Studies of Two Dimensional Electron Systems via Surface Acoustic Waves and Nuclear Magnetic Resonance Techniques

This thesis presents measurements investigating the spin degree of freedom in two dimensional electron systems (2DES's). The measurements use nuclear magnetic resonance (NMR) techniques to study the role of spin in several 2DES states.;We first examine the spin transition that occurs in a half-filled Landau level in a single layer 2DES and compare our measurements to expectations from a composite fermion (CF) model. We show the temperature and density dependence of the nuclear T1 and resistively-detected NMR signal. The T1 data can be roughly understood via a Korringa-like model of nuclear spin relaxation. However, the observed density dependence of both T1 and the NMR signal is not explained by conventional CF theory.;We next consider a bilayer 2DES consisting of two closely spaced 2D electron layers, where each of the individual layers contains a half-filled Landau level. In this system, a transition occurs from a compressible single layer-like state to an incompressible correlated bilayer state as a function of the effective spacing between the two layers. When the effective spacing is made small enough, interactions between the two layers lead to the formation of a new state that can be viewed as a Bose condensate of excitons. Using NMR techniques we show that the spin degree of freedom is active during this transition.;In a single-layer 2DES with one completely filled Landau level (nu = 1), charged spin-texture excitations called "skyrmions" are expected to exist.
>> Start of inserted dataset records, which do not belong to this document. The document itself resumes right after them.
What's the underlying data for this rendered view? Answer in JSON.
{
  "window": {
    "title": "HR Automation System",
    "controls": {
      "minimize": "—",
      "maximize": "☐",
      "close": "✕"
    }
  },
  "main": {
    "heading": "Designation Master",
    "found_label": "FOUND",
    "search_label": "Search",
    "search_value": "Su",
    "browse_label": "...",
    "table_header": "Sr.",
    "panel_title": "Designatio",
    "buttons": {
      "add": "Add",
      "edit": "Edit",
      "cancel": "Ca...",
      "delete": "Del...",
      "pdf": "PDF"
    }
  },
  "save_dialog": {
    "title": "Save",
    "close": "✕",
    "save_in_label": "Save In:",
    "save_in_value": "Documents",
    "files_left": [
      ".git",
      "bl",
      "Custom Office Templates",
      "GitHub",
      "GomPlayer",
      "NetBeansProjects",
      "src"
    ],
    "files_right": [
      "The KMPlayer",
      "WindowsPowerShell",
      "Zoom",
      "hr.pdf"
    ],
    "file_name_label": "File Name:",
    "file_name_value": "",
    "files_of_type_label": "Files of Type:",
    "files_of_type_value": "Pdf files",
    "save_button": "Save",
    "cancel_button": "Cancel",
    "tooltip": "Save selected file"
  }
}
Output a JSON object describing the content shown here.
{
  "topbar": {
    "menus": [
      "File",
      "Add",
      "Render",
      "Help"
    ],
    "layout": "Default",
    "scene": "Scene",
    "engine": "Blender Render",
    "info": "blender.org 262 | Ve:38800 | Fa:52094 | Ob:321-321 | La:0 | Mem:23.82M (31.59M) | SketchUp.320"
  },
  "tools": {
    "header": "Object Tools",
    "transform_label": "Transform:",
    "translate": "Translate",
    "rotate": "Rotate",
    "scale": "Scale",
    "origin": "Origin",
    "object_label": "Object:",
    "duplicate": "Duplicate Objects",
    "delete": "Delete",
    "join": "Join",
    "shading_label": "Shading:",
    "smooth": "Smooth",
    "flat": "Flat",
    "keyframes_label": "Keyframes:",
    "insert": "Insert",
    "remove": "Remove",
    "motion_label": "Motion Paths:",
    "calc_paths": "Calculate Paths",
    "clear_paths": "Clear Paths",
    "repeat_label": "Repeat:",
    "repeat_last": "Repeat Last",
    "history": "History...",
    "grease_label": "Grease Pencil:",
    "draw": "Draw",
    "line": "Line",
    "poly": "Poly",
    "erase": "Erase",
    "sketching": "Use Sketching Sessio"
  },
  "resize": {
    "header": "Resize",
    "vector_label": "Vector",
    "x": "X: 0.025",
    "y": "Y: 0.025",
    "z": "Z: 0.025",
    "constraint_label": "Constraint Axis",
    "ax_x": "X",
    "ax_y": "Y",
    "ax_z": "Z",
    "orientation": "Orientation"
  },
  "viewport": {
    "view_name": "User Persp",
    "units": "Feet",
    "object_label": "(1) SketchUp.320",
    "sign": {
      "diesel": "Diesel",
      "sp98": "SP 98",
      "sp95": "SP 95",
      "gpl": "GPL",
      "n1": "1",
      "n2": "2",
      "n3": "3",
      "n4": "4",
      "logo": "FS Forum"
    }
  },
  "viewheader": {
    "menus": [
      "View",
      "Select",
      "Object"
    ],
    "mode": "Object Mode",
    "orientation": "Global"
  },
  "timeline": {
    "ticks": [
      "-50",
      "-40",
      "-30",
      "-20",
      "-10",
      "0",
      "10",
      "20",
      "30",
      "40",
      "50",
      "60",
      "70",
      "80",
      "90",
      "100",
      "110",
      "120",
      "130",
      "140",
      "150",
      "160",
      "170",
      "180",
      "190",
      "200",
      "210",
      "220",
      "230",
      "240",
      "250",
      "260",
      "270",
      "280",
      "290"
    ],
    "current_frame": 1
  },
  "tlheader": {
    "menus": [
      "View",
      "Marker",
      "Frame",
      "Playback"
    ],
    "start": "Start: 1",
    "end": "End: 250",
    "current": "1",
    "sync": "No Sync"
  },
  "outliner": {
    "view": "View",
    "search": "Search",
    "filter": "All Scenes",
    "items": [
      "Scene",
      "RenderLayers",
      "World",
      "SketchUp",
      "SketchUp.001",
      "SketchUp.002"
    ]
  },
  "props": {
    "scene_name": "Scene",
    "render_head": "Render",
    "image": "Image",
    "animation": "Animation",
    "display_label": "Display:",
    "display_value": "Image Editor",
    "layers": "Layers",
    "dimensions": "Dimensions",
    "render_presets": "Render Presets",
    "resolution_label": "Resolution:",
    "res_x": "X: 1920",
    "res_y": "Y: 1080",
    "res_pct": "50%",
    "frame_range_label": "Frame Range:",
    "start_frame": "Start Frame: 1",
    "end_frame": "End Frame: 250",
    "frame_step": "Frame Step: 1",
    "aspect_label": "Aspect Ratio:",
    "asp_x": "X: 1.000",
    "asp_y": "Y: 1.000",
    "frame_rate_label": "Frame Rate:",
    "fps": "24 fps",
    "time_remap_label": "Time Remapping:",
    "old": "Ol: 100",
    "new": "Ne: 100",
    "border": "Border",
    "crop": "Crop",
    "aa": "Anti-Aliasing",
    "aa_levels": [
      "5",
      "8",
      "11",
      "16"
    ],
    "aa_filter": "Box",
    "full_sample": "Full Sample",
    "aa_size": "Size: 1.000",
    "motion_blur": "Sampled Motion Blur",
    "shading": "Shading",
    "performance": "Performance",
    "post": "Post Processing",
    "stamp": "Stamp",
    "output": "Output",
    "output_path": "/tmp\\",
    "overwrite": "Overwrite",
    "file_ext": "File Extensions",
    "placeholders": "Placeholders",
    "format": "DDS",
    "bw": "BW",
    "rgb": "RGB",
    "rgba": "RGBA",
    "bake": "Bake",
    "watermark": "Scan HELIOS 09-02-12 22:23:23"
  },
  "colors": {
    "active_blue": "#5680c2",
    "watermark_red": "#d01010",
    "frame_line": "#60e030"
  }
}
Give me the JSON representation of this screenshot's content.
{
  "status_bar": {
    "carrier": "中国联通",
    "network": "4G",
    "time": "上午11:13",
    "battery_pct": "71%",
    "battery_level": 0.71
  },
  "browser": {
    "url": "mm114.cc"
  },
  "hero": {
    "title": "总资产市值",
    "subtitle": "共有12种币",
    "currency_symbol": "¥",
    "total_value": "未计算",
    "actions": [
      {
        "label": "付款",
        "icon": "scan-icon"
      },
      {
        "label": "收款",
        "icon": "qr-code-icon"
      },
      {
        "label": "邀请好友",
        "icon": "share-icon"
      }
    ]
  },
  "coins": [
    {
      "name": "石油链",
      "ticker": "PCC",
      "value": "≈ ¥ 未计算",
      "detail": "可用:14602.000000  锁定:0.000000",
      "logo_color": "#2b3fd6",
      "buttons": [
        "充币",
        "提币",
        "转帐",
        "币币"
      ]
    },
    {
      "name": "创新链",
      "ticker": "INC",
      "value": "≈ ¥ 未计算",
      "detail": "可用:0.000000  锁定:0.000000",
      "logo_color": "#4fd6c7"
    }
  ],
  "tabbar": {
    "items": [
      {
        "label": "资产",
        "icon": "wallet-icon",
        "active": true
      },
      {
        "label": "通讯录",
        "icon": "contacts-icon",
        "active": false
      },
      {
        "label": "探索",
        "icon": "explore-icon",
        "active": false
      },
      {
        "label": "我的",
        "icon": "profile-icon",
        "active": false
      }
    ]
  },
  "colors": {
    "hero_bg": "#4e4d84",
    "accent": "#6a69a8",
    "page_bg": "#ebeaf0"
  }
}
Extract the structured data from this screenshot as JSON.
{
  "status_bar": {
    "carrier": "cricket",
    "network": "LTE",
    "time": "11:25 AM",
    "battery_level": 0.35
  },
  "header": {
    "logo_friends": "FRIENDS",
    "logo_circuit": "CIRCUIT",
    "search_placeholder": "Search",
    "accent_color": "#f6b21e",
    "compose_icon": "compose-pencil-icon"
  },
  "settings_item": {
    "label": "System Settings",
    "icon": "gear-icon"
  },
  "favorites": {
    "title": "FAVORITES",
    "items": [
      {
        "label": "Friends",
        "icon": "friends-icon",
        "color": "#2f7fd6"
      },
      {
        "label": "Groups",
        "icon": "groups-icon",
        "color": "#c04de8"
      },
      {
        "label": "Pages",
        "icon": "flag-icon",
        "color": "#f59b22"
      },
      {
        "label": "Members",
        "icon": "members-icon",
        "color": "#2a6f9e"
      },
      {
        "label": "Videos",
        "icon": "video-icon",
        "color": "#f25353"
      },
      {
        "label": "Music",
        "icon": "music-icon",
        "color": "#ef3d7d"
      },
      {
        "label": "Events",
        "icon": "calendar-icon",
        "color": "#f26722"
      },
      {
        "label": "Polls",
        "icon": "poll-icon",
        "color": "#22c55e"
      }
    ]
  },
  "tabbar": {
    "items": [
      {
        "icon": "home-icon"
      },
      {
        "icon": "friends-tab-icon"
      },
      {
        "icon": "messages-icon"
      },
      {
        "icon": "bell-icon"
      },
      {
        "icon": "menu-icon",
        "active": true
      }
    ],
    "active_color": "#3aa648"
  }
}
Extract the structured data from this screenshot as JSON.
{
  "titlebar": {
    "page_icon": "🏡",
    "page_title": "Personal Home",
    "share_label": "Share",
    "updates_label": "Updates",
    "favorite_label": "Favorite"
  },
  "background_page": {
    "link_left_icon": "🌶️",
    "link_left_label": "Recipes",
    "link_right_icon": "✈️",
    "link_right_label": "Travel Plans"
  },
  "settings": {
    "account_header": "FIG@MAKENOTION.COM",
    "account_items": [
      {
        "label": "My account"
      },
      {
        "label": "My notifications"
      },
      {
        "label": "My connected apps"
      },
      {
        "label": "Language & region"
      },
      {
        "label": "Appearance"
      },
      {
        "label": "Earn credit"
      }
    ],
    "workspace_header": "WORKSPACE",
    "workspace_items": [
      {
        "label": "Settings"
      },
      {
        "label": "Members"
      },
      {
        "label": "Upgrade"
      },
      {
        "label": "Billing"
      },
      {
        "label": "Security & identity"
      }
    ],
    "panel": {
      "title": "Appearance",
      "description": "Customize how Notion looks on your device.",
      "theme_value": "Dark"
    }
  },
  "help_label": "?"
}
We probe the spin dynamics near this state using NMR. We find relatively fast nuclear relaxation rates that are consistent with a theory of spin excitations for a skyrmion solid. Our measurements also provide clues as to the origin of an "anomalous" NMR lineshape seen near nu=1.;We also present surface acoustic wave (SAW) measurements in a low density 2DES at zero magnetic field, under conditions where a 2D metal-insulator transition may occur. We find that our SAW data are consistent with a disorder-driven, percolation-type transition.